Dearest Blog,
Photo no 121:- My theories as you seem to have offered no ideas yourself; Got to be war time, note the uniforms and the standard of kit, or lack of it. Something of a scrap field. The numbers are consecutive, with a known marathon runners lurking at the back, so the size of the field suggests a long distance race. From the attire it must be late autumn or early spring. The kit you can identify Blog, suggests Birmingham or the Black Country clubs. The Godiva runners was a Frenchman who came over during the evacuation of Dunkirk, a Godiva runner was in the same boat, hence the reason he ended up in and stayed after the war in Coventry! I have scoured the picture books of churches (the design does suggest 1900s Catholic?) in the libraries but have had no success. The church is so designed as to be significant, note the side buildings. The hoarding offers a name but so far, has not helped …. So come on Blog, git coiloil dun likeas tomorrow.
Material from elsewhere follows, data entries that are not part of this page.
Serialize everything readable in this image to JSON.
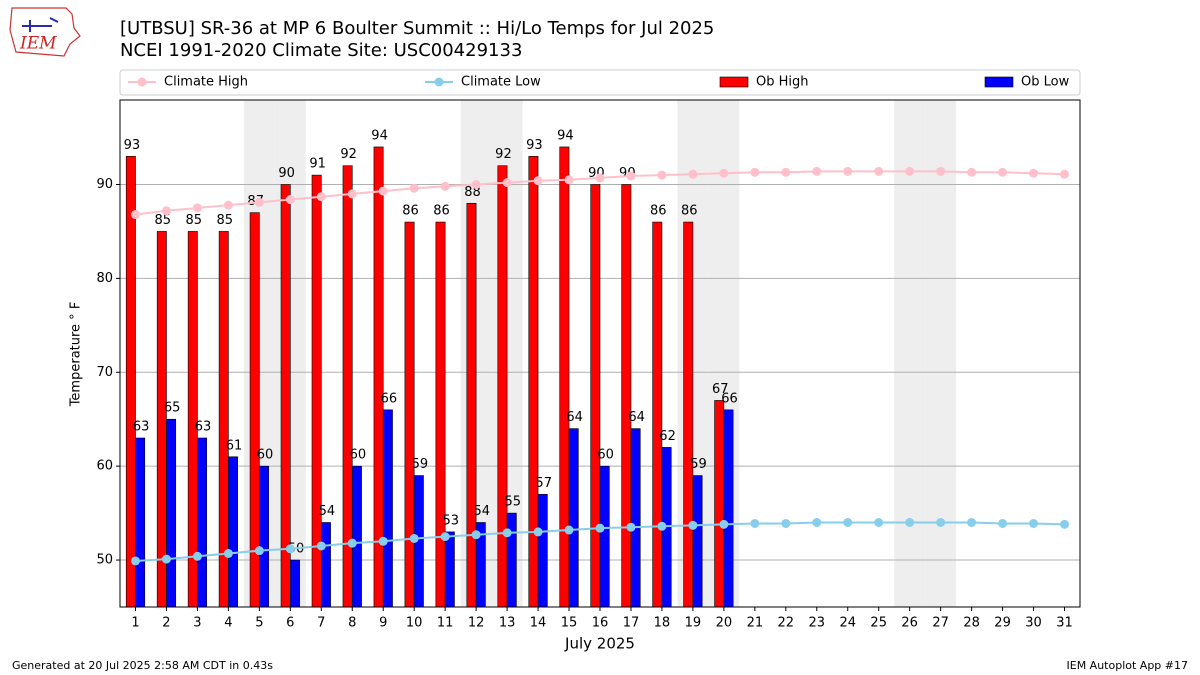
{
  "logo_text": "IEM",
  "footer": {
    "left": "Generated at 20 Jul 2025 2:58 AM CDT in 0.43s",
    "right": "IEM Autoplot App #17"
  },
  "chart_data": {
    "type": "bar",
    "title": "[UTBSU] SR-36 at MP 6 Boulter Summit  :: Hi/Lo Temps for Jul 2025",
    "subtitle": "NCEI 1991-2020 Climate Site: USC00429133",
    "x_label": "July 2025",
    "y_label": "Temperature ° F",
    "categories": [
      "1",
      "2",
      "3",
      "4",
      "5",
      "6",
      "7",
      "8",
      "9",
      "10",
      "11",
      "12",
      "13",
      "14",
      "15",
      "16",
      "17",
      "18",
      "19",
      "20",
      "21",
      "22",
      "23",
      "24",
      "25",
      "26",
      "27",
      "28",
      "29",
      "30",
      "31"
    ],
    "shaded": [
      "5",
      "6",
      "12",
      "13",
      "19",
      "20",
      "26",
      "27"
    ],
    "ylim": [
      45,
      99
    ],
    "yticks": [
      50,
      60,
      70,
      80,
      90
    ],
    "grid": true,
    "series": [
      {
        "name": "Climate High",
        "type": "line",
        "color": "#ffc0cb",
        "values": [
          86.8,
          87.2,
          87.5,
          87.8,
          88.1,
          88.4,
          88.7,
          89.0,
          89.3,
          89.6,
          89.8,
          90.0,
          90.2,
          90.4,
          90.5,
          90.7,
          90.9,
          91.0,
          91.1,
          91.2,
          91.3,
          91.3,
          91.4,
          91.4,
          91.4,
          91.4,
          91.4,
          91.3,
          91.3,
          91.2,
          91.1
        ]
      },
      {
        "name": "Climate Low",
        "type": "line",
        "color": "#87ceeb",
        "values": [
          49.9,
          50.1,
          50.4,
          50.7,
          51.0,
          51.2,
          51.5,
          51.8,
          52.0,
          52.3,
          52.5,
          52.7,
          52.9,
          53.0,
          53.2,
          53.4,
          53.5,
          53.6,
          53.7,
          53.8,
          53.9,
          53.9,
          54.0,
          54.0,
          54.0,
          54.0,
          54.0,
          54.0,
          53.9,
          53.9,
          53.8
        ]
      },
      {
        "name": "Ob High",
        "type": "bar",
        "color": "#ff0000",
        "values": [
          93,
          85,
          85,
          85,
          87,
          90,
          91,
          92,
          94,
          86,
          86,
          88,
          92,
          93,
          94,
          90,
          90,
          86,
          86,
          67,
          null,
          null,
          null,
          null,
          null,
          null,
          null,
          null,
          null,
          null,
          null
        ]
      },
      {
        "name": "Ob Low",
        "type": "bar",
        "color": "#0000ff",
        "values": [
          63,
          65,
          63,
          61,
          60,
          50,
          54,
          60,
          66,
          59,
          53,
          54,
          55,
          57,
          64,
          60,
          64,
          62,
          59,
          66,
          null,
          null,
          null,
          null,
          null,
          null,
          null,
          null,
          null,
          null,
          null
        ]
      }
    ]
  }
}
Returned from four days in the champagne air of God’s own County. Much refreshed even if trudgeless. The snow on the hilltop camp site was a couple of inches deep when we arrived and the sub-zero temperatures did very little to thaw the snow by the time we left!! Wasted a day in Grassington at their Dickensian Fayre, read ‘villages dressed in silly costumes flogging a load of Christmas tat to the punters who had forked out 8 quids to park’ (Blog, I kid you not) so they could act like a squashed sardines in the narrow village streets pretending to lap up the Victorian atmosphere. I must assume that those paying £8 to park mun bi fre Lancisire. The Yorkshire folk know where to park, like fer nowt. An it were nobbut local Yorkshire folk takin t’8 quids.
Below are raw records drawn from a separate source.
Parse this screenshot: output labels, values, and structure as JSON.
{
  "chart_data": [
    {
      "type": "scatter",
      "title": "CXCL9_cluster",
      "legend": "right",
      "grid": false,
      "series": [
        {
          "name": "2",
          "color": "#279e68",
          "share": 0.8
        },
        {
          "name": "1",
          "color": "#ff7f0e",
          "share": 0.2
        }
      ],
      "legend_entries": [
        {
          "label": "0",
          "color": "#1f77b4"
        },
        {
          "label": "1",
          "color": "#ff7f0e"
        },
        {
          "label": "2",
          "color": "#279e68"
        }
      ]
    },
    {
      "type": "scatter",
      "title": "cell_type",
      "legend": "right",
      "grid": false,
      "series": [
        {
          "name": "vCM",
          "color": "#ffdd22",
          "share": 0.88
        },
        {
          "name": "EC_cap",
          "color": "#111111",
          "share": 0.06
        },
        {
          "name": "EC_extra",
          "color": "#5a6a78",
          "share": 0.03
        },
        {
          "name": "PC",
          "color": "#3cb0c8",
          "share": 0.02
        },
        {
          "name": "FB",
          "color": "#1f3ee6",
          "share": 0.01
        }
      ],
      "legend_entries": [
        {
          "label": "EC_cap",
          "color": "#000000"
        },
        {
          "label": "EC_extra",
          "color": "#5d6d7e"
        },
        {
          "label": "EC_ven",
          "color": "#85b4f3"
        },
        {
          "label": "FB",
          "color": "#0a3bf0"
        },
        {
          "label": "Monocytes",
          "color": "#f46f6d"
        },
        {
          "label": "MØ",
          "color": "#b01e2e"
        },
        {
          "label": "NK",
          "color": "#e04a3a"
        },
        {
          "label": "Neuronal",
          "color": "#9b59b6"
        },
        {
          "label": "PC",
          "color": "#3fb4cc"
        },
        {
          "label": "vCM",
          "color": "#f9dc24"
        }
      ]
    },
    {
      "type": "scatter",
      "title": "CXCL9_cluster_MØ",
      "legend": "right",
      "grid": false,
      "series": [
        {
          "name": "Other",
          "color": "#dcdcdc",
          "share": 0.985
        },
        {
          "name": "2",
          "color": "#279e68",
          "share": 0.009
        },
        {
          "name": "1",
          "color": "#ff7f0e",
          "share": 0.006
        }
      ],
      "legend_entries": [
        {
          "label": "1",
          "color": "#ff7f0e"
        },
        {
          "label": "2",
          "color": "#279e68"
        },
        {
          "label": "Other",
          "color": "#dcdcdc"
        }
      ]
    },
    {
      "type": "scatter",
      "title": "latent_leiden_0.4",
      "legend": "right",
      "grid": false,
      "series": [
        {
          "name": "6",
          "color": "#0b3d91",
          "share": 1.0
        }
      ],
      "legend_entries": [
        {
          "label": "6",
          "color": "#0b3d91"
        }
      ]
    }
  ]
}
This knee business is now serious Blog, with a capital ‘S’. Couple of days left to complete my rehabilitation theory and then?????? You trudge and you trudge and all those little jobs that need doing around the house are procrastinated (!) for decades. So when a trudgeless day or three is enforced, the slight niggle frees up 25 hours a day to catch up on the years of neglected DIY and what happens … you try to contact three different loved members of the family to help with the DIY / to buy an item needed / to check the price of an item / for a bit of advice / to suggest where you left such and such a tool the last time you were doing a bit of DIY / to tell you where the new coffee jar is kept and so on and so forth. And what do you find. The mobile is switched off / left at home / sealed in a metal cabinet thereby ensuring no reception. You lapse into a Rodin like pose and think about man’s wonderful inventions such as the mobile telephone. Man’s Greatest Invention. Contact anyone anywhere at any time. Man’s Greatest Invention rendered totally useless by having the three female owned mobile telephone switched off / left at home / sealed in a metal cabinet thereby ensuring no reception. Second Rodin thought …. What is the bleeding point of having a mobile telephone? Four pennies (the ‘d’ type) did the trick better, from what I can remember. At least button ‘B’ gave some feeling of a satisfactory return on the initial investment? (Ask your granddad about that Blog)
So Blog, I shall now beat the Christmas postal rush by hobbling to the pillar box to post this small missive to you, hobbling back home and then I shall jump on the rowing machine to row furiously to nowhere followed by a few miles peddling furiously to nowhere on the static bicycle. The tantalising question is, by rowing and cycling to nowhere is my daily mileage zero? Ditto when I start on the treadmill? I shall have to ask Rodin in a couple of hours. I don’t want to disturb him just now as he looks as if he is deep in thought.